The Measure of a Man is a stark depiction of a family man struggling with unemployment, portrayed by a stalwart of contemporary French cinema Vincent Lindon, in his most acclaimed performance (which earned him, among other accolades, the Best Actor award at the Cannes Film Festival).
Lindon is a brilliant interpreter of working class and underworld characters, possessing a presence and style which can withstand both grander and more understated forms of expression. Lindon is in almost every frame of this film, which mostly consists of long very close-up takes, and the events are experienced with an intense closeness through him. Sporting a thick moustache and a curly mane, Lindon is almost like a Finnish brooding grump in his role as the long-unemployed Thierry, a man who rarely speaks or shows emotion. Yet we only need to follow the events alongside the observant Thierry to deduce what’s going on inside his head.

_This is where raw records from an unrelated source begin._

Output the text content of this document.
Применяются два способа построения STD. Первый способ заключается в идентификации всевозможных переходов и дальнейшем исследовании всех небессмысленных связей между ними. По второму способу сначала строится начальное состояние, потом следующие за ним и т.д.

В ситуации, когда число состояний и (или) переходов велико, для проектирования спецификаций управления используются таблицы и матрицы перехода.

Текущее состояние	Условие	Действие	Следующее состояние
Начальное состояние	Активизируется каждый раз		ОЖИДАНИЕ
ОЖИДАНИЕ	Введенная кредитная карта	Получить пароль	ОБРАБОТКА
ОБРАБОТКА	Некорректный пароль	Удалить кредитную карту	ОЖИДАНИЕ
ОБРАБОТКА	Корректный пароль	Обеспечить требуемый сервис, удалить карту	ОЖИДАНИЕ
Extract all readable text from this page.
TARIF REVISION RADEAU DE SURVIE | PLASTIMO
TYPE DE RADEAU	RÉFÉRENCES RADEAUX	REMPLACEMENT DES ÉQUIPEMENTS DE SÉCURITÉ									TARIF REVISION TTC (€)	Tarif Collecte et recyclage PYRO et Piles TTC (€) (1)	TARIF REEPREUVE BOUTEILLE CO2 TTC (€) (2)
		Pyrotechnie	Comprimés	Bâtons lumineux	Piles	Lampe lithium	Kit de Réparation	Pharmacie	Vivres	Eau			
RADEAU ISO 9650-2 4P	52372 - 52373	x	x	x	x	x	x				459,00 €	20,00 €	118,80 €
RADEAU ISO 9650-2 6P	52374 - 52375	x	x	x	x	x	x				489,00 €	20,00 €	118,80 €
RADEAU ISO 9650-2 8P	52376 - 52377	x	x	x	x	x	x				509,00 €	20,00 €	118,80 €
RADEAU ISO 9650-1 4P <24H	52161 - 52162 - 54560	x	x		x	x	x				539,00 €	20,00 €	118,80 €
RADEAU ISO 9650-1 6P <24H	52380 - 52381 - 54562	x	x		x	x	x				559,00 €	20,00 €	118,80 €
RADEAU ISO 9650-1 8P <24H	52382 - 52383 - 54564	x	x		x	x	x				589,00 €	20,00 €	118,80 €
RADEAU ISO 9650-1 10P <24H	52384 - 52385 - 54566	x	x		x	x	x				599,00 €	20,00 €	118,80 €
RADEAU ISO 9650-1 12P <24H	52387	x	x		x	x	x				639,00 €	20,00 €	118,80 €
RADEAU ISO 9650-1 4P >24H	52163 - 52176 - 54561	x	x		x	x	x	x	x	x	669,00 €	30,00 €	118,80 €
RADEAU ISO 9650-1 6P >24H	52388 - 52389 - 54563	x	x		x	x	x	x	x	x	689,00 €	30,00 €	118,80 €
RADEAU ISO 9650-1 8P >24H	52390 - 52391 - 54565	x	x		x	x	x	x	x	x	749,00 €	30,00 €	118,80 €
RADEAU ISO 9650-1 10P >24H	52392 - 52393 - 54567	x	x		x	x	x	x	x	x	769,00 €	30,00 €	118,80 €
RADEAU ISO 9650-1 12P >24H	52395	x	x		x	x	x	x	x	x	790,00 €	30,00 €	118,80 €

Within his apparently harmonious family, Thierry has a wife and a developmentally disabled son, who nonetheless manages reasonably well in school and dreams of vocational studies. However, raising the boy and paying for his education demands money. With Lindon’s help, Stéphane Brizé beautifully illustrates what kind of emotional wringer the protagonist is put through as a family man seeking employment. He eventually lands a job in supermarket camera surveillance, monitoring other poverty-stricken people like himself – at which point the pressure really begins to mount.